Cette croissance des dépenses pourrait avoir pour effet d’ajouter en moyenne 30 000 emplois par année, pour les trois prochaines années, aux projections présentées précédemment par la banque centrale.
Ce genre de revirement pourrait être bénéfique aux travailleurs et aux entreprises les plus durement touchés par la pandémie, a-t-il poursuivi, rappelant que des milliers de restaurants avaient mis à pied du personnel ou fermé leurs portes pour de bon alors que leurs ventes plongeaient.
« Il y a beaucoup d’incertitude autour de ce que les Canadiens feront de cette épargne », a observé Lawrence Schembri dans le texte de son discours, publié par la banque.
« Ce facteur est important, car les sommes en jeu sont assez conséquentes pour avoir un effet non négligeable sur la trajectoire de l’économie. Si les Canadiens dépensaient plus que prévu, le redressement de la consommation et de l’emploi serait plus marqué. »
La banque centrale a noté les impacts inégaux sur la population active lorsqu’elle a annoncé, mercredi, qu’elle maintenait son taux d’intérêt directeur à 0,25 %, où il se trouve depuis près d’un an.
Avant la décision de la banque centrale, certaines données économiques pour le dernier trimestre de 2020 se sont révélées supérieures aux attentes, des approbations de vaccins ont été accordées des mois plus tôt que prévu et l’activité du marché du logement a été vigoureuse, assez, selon la banque, pour justifier une surveillance étroite sous peine de surchauffe.
Lawrence Schembri a noté que l’économie nationale avait eu plus d’élan en début d’année que la banque ne l’avait anticipé auparavant, mais la récente baisse des chiffres de l’emploi et l’incertitude persistante faisaient en sorte que ce n’était pas le moment d’augmenter les taux.
« Les pertes d’emplois sont maintenant environ le double de ce qu’elles étaient au plus fort de la Grande Récession il y a une dizaine d’années », a affirmé Lawrence Schembri dans son discours. « Il faudra du temps pour que le marché du travail puisse compenser ces pertes, étant donné que l’économie va se restructurer pendant la reprise. »
Prévisions de l’OCDE
Dans un rapport publié jeudi, l’Organisation de coopération et de développement économiques (OCDE) prévoyait une croissance de l’économie canadienne de 4,7 % en 2021, et de 4,0 % en 2022.
Selon l’OCDE, la croissance rapprocherait l’économie des tendances d’avant la crise, ferait baisser le chômage et entraînerait probablement un redressement progressif de l’inflation sous-jacente à court terme. Le rapport a également souligné à quel point les prix des logements au Canada avaient grimpé plus rapidement que dans les autres pays.

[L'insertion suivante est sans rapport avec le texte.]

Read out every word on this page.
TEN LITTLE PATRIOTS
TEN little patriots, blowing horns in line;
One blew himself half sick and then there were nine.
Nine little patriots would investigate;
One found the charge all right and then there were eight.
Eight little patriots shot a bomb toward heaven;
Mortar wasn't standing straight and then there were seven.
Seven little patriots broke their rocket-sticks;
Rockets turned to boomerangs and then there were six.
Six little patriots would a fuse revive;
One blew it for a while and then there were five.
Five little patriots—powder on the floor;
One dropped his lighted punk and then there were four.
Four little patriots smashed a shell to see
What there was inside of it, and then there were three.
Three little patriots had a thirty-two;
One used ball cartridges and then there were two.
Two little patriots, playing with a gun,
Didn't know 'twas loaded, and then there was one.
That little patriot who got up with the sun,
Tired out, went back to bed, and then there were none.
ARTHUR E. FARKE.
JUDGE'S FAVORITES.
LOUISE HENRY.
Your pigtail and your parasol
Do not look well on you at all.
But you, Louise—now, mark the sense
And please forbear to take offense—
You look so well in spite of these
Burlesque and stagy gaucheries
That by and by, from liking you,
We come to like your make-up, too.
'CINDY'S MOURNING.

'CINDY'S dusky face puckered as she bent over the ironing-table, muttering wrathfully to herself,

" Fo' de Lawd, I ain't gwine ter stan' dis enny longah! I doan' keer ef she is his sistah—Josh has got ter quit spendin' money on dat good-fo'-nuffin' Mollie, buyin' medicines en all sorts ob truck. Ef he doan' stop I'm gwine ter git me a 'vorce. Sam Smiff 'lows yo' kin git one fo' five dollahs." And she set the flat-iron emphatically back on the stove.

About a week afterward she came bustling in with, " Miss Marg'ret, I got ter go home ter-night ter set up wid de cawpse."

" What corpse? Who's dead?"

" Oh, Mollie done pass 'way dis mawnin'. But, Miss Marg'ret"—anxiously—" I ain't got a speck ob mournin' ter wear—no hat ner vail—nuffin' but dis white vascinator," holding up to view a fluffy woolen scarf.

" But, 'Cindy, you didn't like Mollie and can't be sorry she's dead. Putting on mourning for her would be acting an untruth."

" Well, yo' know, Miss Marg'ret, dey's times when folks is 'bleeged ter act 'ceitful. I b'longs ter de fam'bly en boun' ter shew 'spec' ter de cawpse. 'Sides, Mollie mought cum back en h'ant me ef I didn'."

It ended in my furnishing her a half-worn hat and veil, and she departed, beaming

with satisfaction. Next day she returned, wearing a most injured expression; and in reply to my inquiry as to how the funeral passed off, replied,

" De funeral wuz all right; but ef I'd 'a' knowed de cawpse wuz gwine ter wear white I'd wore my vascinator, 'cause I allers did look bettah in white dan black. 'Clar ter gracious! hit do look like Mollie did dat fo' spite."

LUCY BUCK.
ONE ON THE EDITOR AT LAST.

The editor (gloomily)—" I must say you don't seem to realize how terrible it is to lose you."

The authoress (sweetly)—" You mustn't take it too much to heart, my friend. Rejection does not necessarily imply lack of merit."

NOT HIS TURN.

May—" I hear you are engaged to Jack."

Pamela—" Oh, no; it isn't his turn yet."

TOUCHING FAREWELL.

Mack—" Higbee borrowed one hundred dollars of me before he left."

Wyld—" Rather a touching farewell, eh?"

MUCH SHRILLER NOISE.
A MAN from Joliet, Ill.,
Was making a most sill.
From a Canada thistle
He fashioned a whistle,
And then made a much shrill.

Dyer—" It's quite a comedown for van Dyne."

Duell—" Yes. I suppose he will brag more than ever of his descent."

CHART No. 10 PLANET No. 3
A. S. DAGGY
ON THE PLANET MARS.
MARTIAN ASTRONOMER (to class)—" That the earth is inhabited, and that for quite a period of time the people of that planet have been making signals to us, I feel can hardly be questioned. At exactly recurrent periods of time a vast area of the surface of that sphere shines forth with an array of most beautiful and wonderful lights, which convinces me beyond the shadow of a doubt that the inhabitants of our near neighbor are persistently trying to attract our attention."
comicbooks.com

L’organisation a estimé que l’économie canadienne nécessiterait toujours un soutien monétaire extraordinaire, et que le gouvernement fédéral ne devrait pas alléger son aide.
« Les autorités devraient continuer d’accorder une importance prioritaire au soutien budgétaire apporté à l’économie tant que celle-ci reste fragile. Le soutien budgétaire mobilisé pour lutter contre la crise pourra cesser lorsque l’activité économique se redressera », indique le rapport.
« Il faut néanmoins établir une feuille de route claire et transparente pour empêcher une montée inexorable de la charge de la dette publique. »
Le rapport indique que le gouvernement devra peut-être envisager une combinaison de réductions des dépenses et d’augmentation des impôts, en particulier pour les taxes à la consommation comme la TPS, et une augmentation plus dynamique de la taxe sur le carbone, pour rendre les finances fédérales viables une fois la crise passée.
L’OCDE a recommandé que le gouvernement établisse des mesures précises sur le moment de faire reculer les mesures de relance. Les libéraux ont déjà indiqué que c’est ce qu’ils prévoyaient faire, mais n’ont pas encore donné de détails à ce sujet.
Le rapport a également appelé le gouvernement à fixer un objectif spécifique d’endettement par rapport au PIB pour contrôler ses décisions budgétaires.